I may be working as a travelling nurse in an Indian Health Service hospital in the southwest starting next month. I was told the native women will call in healers to help them if their labor stalls, &c. I am excited at this and wonder if anyone's designed studies as to the efficacy (I know, native americans would not like the idea of a scientific study, but still). I suspect the success rate of the native healers must equal if not surpass use of pitocin and all the other interventive crap we do to women, but do you need to be a Navajo for a Navajo healer to actually help your labor along? Would a blessingway ceremony, for example, help a white woman, or only a Navajo woman? "Science" knows so little about how the mind affects the body and the pain response. The limitations are evident to anyone who's worked with pregnant women and childbirth.

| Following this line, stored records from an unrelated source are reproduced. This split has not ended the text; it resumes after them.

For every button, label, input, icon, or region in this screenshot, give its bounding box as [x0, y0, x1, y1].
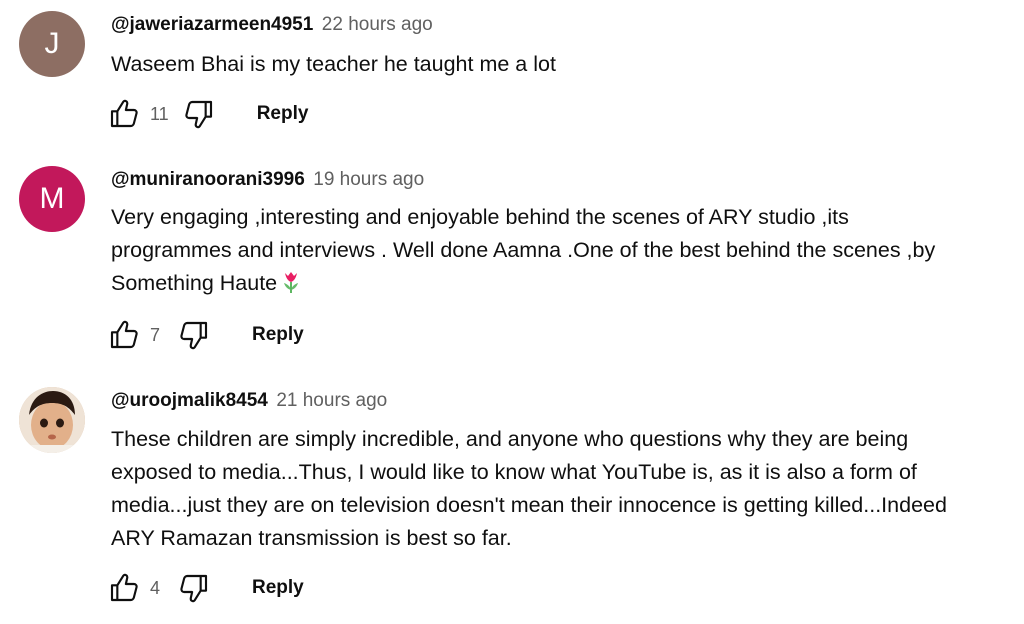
avatar[interactable] [19, 387, 85, 453]
child-photo-avatar-icon [19, 387, 85, 453]
comment-header: @muniranoorani3996 19 hours ago [111, 169, 424, 191]
reply-button[interactable]: Reply [252, 324, 304, 346]
like-icon[interactable] [108, 98, 140, 130]
comment-header: @uroojmalik8454 21 hours ago [111, 390, 387, 412]
author-name[interactable]: @jaweriazarmeen4951 [111, 14, 313, 35]
like-count: 4 [150, 577, 161, 598]
comment-text: Waseem Bhai is my teacher he taught me a… [111, 52, 556, 76]
avatar[interactable]: M [19, 166, 85, 232]
like-icon[interactable] [108, 572, 140, 604]
avatar-letter: M [39, 182, 65, 215]
like-count: 7 [150, 324, 161, 345]
comment-actions: 11 Reply [108, 96, 308, 132]
tulip-emoji-icon [281, 270, 301, 304]
author-name[interactable]: @muniranoorani3996 [111, 169, 305, 190]
like-count: 11 [150, 103, 169, 124]
dislike-icon[interactable] [178, 572, 210, 604]
avatar-letter: J [44, 27, 60, 60]
comment-header: @jaweriazarmeen4951 22 hours ago [111, 14, 433, 36]
author-name[interactable]: @uroojmalik8454 [111, 390, 268, 411]
comment-timestamp[interactable]: 19 hours ago [313, 169, 424, 190]
comment-text-content: Very engaging ,interesting and enjoyable… [111, 205, 936, 295]
comment-actions: 4 Reply [108, 570, 304, 606]
comment-timestamp[interactable]: 22 hours ago [322, 14, 433, 35]
dislike-icon[interactable] [183, 98, 215, 130]
avatar[interactable]: J [19, 11, 85, 77]
dislike-icon[interactable] [178, 319, 210, 351]
comment-text: Very engaging ,interesting and enjoyable… [111, 201, 1016, 304]
comment-timestamp[interactable]: 21 hours ago [276, 390, 387, 411]
comment-text: These children are simply incredible, an… [111, 427, 947, 550]
like-icon[interactable] [108, 319, 140, 351]
reply-button[interactable]: Reply [257, 103, 309, 125]
comment-actions: 7 Reply [108, 317, 304, 353]
reply-button[interactable]: Reply [252, 577, 304, 599]
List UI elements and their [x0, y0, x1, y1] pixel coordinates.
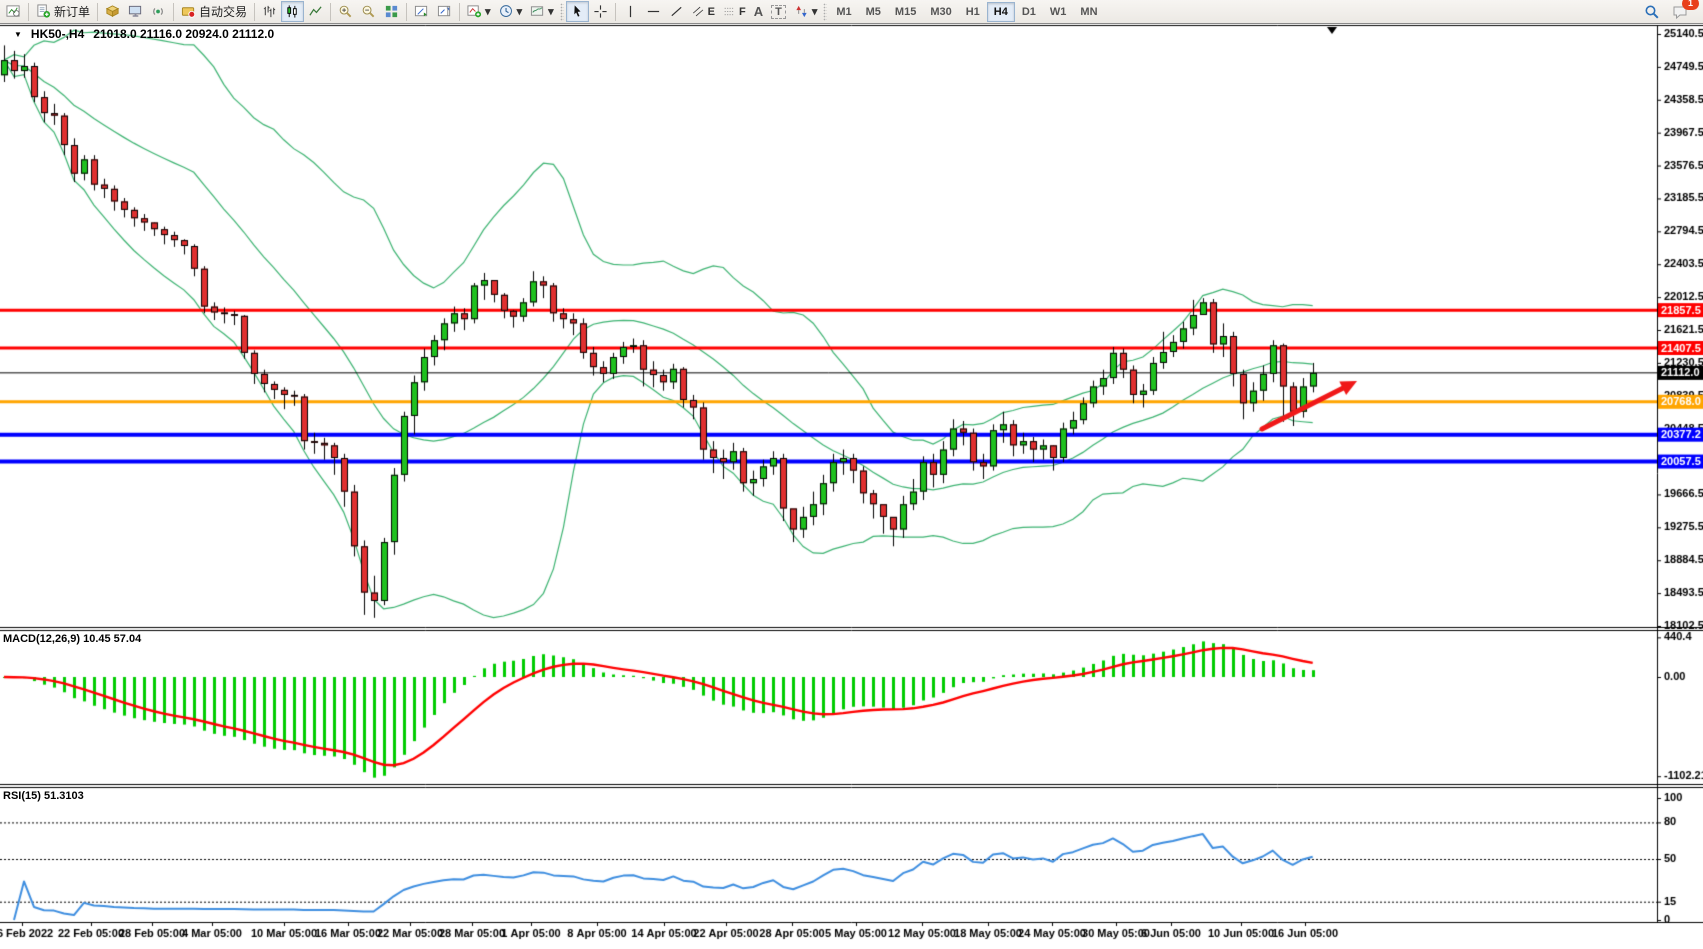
new-order-label: 新订单 [54, 5, 91, 19]
candlestick-icon [285, 4, 300, 19]
vertical-line-tool-button[interactable] [619, 1, 642, 22]
text-tool-button[interactable]: A [750, 1, 767, 22]
dropdown-arrow-icon: ▾ [516, 6, 523, 18]
package-icon [105, 4, 120, 19]
timeframe-h1-button[interactable]: H1 [959, 2, 987, 22]
trendline-tool-button[interactable] [665, 1, 688, 22]
autotrading-button[interactable]: 自动交易 [177, 1, 251, 22]
fibonacci-glyph: F [738, 5, 746, 18]
text-label-tool-button[interactable]: T [767, 1, 790, 22]
chart-shift-icon [437, 4, 452, 19]
template-icon [530, 4, 545, 19]
tile-windows-icon [384, 4, 399, 19]
macd-indicator-label: MACD(12,26,9) 10.45 57.04 [3, 633, 142, 645]
add-indicator-icon [467, 4, 482, 19]
autotrading-label: 自动交易 [199, 5, 248, 19]
toolbar-drag-handle[interactable] [823, 2, 828, 21]
timeframe-d1-button[interactable]: D1 [1015, 2, 1043, 22]
search-icon [1644, 4, 1660, 20]
timeframe-m5-button[interactable]: M5 [859, 2, 888, 22]
main-toolbar: 新订单 自动交易 ▾ ▾ ▾ E F A T ▾ M1 M5 M15 M30 H… [0, 0, 1703, 24]
crosshair-icon [593, 4, 608, 19]
timeframe-m15-button[interactable]: M15 [888, 2, 923, 22]
zoom-in-icon [338, 4, 353, 19]
strategy-tester-button[interactable] [101, 1, 124, 22]
bar-chart-mode-button[interactable] [258, 1, 281, 22]
template-button[interactable]: ▾ [526, 1, 558, 22]
crosshair-tool-button[interactable] [589, 1, 612, 22]
toolbar-separator [173, 2, 175, 21]
chart-ohlc-values: 21018.0 21116.0 20924.0 21112.0 [93, 27, 275, 41]
terminal-icon [128, 4, 143, 19]
dropdown-arrow-icon: ▾ [485, 6, 491, 18]
zoom-in-button[interactable] [334, 1, 357, 22]
trading-platform-window: 新订单 自动交易 ▾ ▾ ▾ E F A T ▾ M1 M5 M15 M30 H… [0, 0, 1703, 949]
line-chart-icon [308, 4, 323, 19]
signal-icon [151, 4, 166, 19]
notification-count-badge[interactable]: 1 [1682, 0, 1699, 10]
period-button[interactable]: ▾ [495, 1, 527, 22]
autotrading-icon [181, 4, 196, 19]
arrows-tool-button[interactable]: ▾ [790, 1, 822, 22]
timeframe-w1-button[interactable]: W1 [1043, 2, 1074, 22]
fibonacci-tool-button[interactable]: F [719, 1, 750, 22]
clock-icon [499, 4, 514, 19]
toolbar-separator [254, 2, 256, 21]
dropdown-arrow-icon: ▾ [548, 6, 554, 18]
chart-title[interactable]: ▼ HK50-,H4 21018.0 21116.0 20924.0 21112… [14, 27, 274, 41]
zoom-out-button[interactable] [357, 1, 380, 22]
bar-chart-icon [262, 4, 277, 19]
vertical-line-icon [623, 4, 638, 19]
cursor-tool-button[interactable] [565, 1, 589, 22]
new-chart-icon [6, 4, 21, 19]
signal-button[interactable] [147, 1, 170, 22]
rsi-indicator-label: RSI(15) 51.3103 [3, 790, 84, 802]
search-button[interactable] [1640, 1, 1664, 22]
add-indicator-button[interactable]: ▾ [463, 1, 495, 22]
toolbar-separator [459, 2, 461, 21]
dropdown-arrow-icon: ▾ [811, 6, 818, 18]
chart-symbol-period: HK50-,H4 [30, 27, 85, 41]
horizontal-line-icon [646, 4, 661, 19]
line-chart-mode-button[interactable] [304, 1, 327, 22]
cursor-icon [570, 4, 585, 19]
trendline-icon [669, 4, 684, 19]
channel-glyph: E [707, 5, 715, 18]
new-order-button[interactable]: 新订单 [32, 1, 94, 22]
indicator-window-button[interactable] [410, 1, 433, 22]
symbol-dropdown-icon[interactable]: ▼ [14, 30, 22, 39]
new-order-icon [36, 4, 51, 19]
timeframe-h4-button[interactable]: H4 [986, 1, 1015, 22]
toolbar-separator [330, 2, 332, 21]
timeframe-m1-button[interactable]: M1 [829, 2, 858, 22]
toolbar-drag-handle[interactable] [559, 2, 564, 21]
toolbar-separator [406, 2, 408, 21]
chart-canvas[interactable] [0, 24, 1703, 949]
text-tool-glyph: A [753, 4, 764, 19]
zoom-out-icon [361, 4, 376, 19]
tile-windows-button[interactable] [380, 1, 403, 22]
channel-tool-button[interactable]: E [688, 1, 719, 22]
timeframe-m30-button[interactable]: M30 [923, 2, 958, 22]
new-chart-button[interactable] [2, 1, 25, 22]
text-label-icon: T [771, 4, 786, 19]
indicator-window-icon [414, 4, 429, 19]
channel-icon [692, 4, 705, 19]
candlestick-mode-button[interactable] [281, 1, 305, 22]
fibonacci-icon [723, 4, 736, 19]
arrows-icon [794, 4, 809, 19]
toolbar-separator [97, 2, 99, 21]
timeframe-mn-button[interactable]: MN [1073, 2, 1104, 22]
horizontal-line-tool-button[interactable] [642, 1, 665, 22]
toolbar-separator [614, 2, 616, 21]
terminal-button[interactable] [124, 1, 147, 22]
chart-shift-button[interactable] [433, 1, 456, 22]
toolbar-separator [28, 2, 29, 21]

These topics are so complex and so much has already been written about them by experts. My 2 cents.

Grace

Carrol Cox wrote:


>joanna wrote:
>
>
>>Interesting you mention leeches. They are synonymous with medical
>>quackery in most everyone's minds, but the New Yorker ran a terrific
>>little article last year about how medical science is discovering that
>>it has absolutely nothing to beat the ability of leeches to
>>clean/cauterize and help heal wounds of a certain type.
>>
>>
>
>Two points about this.
>
>1. The use leeches were put to (bleeding) was not exactly quackery but
>merely a bad guess by pre-scientific medicine grounded on false
>premises. So that is not really relevant to the present discussion.
>
Not exactly a bad guess more like if leeches are good for X, then they're good for Y. Modern medicine does this too, for example, using antibiotics as a cure-all. From what I remember about the New Yorker article the modern use was also the ancient use; the older use just kind of went overboard.